I keep a tiny book-themed B&B – and I offer my guests fresh fruit salad every morning. Our raspberries are just ripening, and there are only a few home-grown blueberries. I had sliced an apple but felt it needed a bit more interest – so I had a rootle in the depths of the fruit bowl. Out came a passion fruit – and that got me to thinking about characters…Only a writer, or perhaps an illustrator, would think in such an off-kilter way according to my tolerant but bemused other half. Well, that’s how my mind works.
So – the passion fruit. It’s crinkled, collapsed and an uninviting grey-brown. Who would expect such sweet & sour crunchy loveliness inside? And the lovely scent. For me that would be an elderly person feared, or at least not trusted, by the central character. Then we’d go beyond their outside appearance to reveal a complex but likeable personality.
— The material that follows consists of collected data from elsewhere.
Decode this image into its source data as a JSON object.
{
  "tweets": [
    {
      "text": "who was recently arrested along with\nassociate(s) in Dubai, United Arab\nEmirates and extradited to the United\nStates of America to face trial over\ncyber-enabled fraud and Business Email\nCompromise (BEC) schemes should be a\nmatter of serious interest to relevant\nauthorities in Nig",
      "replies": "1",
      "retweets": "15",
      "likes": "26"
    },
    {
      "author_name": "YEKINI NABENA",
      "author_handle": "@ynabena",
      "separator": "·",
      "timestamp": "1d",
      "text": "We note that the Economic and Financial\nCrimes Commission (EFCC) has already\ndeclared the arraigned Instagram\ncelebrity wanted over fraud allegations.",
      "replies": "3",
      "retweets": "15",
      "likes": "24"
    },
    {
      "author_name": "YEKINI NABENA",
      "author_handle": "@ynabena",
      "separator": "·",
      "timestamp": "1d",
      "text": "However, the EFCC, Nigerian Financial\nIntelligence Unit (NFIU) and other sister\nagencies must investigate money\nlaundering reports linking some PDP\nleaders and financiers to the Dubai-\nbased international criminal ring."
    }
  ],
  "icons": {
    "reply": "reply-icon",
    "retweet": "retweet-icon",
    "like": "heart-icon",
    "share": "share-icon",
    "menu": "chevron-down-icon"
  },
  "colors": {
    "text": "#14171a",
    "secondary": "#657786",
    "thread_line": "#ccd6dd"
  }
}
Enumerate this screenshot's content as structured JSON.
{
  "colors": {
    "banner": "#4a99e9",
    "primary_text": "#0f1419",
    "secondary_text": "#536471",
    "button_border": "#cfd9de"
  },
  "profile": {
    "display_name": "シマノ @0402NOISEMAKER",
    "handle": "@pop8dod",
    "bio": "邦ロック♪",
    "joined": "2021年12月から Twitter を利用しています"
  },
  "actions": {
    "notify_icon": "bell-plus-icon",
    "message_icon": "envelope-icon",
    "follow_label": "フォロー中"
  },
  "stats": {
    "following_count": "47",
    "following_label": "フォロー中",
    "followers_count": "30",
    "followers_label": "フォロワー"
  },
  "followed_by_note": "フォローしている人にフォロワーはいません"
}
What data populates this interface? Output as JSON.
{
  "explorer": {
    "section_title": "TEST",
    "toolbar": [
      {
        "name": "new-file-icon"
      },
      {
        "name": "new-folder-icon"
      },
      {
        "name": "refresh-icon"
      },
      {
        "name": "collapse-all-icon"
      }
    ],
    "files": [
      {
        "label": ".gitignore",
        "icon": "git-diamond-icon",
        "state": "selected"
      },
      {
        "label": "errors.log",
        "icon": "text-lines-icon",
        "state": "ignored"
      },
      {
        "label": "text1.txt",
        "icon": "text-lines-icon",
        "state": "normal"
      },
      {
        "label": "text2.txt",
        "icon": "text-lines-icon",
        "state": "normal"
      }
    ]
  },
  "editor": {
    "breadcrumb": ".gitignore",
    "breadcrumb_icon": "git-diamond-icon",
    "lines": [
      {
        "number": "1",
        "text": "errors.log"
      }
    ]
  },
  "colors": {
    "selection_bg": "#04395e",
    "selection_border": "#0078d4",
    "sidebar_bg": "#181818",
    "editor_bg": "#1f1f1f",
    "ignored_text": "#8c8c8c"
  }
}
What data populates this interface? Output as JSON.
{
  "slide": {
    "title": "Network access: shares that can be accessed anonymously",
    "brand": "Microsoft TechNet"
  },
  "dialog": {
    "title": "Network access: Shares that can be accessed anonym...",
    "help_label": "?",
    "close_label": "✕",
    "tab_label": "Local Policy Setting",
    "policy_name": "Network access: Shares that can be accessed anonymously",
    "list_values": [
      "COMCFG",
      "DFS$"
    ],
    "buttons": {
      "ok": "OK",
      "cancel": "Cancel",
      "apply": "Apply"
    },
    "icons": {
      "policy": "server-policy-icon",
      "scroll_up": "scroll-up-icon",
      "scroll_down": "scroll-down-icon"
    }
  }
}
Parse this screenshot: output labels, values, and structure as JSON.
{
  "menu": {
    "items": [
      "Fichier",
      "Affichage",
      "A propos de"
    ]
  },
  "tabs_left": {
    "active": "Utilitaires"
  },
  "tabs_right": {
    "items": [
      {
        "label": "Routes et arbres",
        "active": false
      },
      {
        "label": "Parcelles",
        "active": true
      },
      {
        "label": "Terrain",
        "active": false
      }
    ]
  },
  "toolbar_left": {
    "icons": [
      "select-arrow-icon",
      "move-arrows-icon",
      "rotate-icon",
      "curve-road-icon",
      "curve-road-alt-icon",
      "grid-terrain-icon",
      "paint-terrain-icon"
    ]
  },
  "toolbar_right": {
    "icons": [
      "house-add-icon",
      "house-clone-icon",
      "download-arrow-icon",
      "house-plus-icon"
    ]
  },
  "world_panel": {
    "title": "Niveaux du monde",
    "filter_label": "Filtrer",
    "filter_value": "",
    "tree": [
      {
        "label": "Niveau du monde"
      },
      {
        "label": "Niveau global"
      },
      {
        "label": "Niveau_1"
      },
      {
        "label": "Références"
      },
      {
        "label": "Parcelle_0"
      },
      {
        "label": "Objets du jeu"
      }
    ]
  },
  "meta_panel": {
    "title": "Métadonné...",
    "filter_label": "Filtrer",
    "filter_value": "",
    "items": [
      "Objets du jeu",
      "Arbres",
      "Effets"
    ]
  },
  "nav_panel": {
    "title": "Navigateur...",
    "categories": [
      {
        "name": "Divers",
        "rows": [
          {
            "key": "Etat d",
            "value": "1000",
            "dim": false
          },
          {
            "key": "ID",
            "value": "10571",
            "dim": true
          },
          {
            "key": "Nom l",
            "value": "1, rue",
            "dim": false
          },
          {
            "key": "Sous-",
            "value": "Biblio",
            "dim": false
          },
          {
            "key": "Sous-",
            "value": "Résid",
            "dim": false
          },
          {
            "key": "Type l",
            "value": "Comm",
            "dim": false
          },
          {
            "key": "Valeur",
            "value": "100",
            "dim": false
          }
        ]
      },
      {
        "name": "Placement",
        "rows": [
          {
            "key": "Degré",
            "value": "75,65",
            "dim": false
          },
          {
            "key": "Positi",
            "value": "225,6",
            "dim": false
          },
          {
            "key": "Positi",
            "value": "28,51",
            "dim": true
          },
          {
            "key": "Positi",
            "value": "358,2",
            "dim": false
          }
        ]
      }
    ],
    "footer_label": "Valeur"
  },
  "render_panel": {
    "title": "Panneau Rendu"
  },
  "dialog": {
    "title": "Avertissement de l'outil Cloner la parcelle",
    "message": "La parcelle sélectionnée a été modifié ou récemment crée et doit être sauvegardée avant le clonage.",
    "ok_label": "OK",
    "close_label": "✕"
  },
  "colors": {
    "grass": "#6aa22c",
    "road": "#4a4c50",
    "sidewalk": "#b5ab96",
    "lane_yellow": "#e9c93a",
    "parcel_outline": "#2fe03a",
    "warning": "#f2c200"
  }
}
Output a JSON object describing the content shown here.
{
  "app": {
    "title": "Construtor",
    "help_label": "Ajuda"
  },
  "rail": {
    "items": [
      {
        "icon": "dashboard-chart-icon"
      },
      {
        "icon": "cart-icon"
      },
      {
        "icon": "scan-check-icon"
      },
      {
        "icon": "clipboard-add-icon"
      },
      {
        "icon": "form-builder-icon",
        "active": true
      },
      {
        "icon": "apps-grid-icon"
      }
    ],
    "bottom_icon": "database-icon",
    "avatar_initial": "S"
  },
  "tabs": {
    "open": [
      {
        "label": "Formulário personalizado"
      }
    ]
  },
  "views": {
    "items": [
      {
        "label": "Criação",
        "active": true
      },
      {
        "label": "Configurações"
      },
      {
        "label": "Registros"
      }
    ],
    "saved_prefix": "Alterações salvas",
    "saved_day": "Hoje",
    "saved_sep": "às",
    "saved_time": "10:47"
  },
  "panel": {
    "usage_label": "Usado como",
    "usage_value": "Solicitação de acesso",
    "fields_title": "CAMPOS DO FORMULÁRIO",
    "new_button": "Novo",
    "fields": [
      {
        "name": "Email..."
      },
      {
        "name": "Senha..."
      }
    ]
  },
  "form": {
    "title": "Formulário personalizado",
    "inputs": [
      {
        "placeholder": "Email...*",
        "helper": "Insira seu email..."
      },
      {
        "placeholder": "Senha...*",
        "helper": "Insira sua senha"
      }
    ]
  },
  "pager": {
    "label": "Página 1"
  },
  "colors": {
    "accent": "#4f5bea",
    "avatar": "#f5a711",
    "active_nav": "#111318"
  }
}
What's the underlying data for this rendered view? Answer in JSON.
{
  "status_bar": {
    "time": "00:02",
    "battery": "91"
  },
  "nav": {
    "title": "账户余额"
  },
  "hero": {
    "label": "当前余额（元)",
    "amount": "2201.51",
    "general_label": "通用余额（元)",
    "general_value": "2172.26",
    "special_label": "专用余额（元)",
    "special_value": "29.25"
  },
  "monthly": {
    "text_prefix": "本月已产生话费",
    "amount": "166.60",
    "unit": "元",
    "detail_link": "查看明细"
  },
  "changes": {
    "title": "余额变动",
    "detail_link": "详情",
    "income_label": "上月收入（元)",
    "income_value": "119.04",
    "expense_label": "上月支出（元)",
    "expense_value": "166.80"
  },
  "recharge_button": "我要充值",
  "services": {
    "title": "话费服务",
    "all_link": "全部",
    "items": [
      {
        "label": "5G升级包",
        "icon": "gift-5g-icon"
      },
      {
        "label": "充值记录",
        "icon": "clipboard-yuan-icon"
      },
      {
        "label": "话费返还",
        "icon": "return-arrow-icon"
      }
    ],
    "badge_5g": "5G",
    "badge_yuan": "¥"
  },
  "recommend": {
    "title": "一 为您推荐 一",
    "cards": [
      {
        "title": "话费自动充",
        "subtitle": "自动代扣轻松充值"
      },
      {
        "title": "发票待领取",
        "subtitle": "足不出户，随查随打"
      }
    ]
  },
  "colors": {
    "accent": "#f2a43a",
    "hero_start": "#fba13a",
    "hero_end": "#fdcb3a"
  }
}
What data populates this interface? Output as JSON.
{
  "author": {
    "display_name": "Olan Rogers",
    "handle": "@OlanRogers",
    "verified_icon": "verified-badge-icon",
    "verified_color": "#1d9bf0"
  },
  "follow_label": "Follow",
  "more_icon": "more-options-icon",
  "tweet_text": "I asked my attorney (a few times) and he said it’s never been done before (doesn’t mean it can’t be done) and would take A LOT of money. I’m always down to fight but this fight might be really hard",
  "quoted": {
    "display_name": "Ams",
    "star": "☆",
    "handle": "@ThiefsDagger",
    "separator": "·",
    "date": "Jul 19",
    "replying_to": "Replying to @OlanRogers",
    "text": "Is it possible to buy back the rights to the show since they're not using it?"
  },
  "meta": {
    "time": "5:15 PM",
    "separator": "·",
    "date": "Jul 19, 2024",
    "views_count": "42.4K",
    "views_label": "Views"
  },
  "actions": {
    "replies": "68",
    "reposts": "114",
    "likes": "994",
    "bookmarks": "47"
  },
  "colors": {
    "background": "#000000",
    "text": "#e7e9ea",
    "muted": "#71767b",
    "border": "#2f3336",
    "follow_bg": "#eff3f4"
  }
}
Apples are all very well. They are something we all know and tend to be a bit of a cliché. You have to work hard at them to be interesting – like stock characters in every school-set book you’ve ever read. OK there’s red and green, maybe if you’re lucky, a russet but they do tend to be predictable.
Bananas, I’m afraid are a bit that way too. Maybe a little pattern to mark them out – but fundamentally sweet and bland. Maybe turn to mush under pressure.
This is why you need a variety. Get some diversity in there. How about a kumquat? Small, powerful, and distinct. Or a melon with its hard skin; huge yet yielding and refreshing inside. Perfect companions.
Now a book is different to a fruit salad no matter how hard I push the metaphor. You do actually want to put some off-notes in there, some wrongness. As an author, you might want a gone-off Satsuma: looked forward to, pretty as a Christmas advert – and so disappointing in reality. Same goes for a neglected bunch of grapes – a gang of friends, but one is split and rotten, it passes mould to the rest.
Be wary of putting the wrong things in, though. A tomato may be a fruit botanically speaking – but it’s not destined for my guests unless fried in a Somerset Maugham ( Full English) . Likewise you wouldn’t put a gaucho in an urban fantasy – probably. There can be even more deceptive types – to be used sparingly.
Kiwis – there’s a thought. Love or loathing inspirers. Boring, rough appearance, strange interior. Can be sharp or saccharine. Anyone like that in your work?
A Seville orange looks pretty much the same as a sweet one – but oh, the mouth-shrivelling bitterness. It’s not every tale that can handle an antagonist like that. You have to have sweetness to offset it. Grand marmalade, mind.
Finally, how much is enough? Too many flavours cancel each other out – too few and it can be same-old, same-old. How do you decide what goes in? All recipes, literal or literary, gratefully received.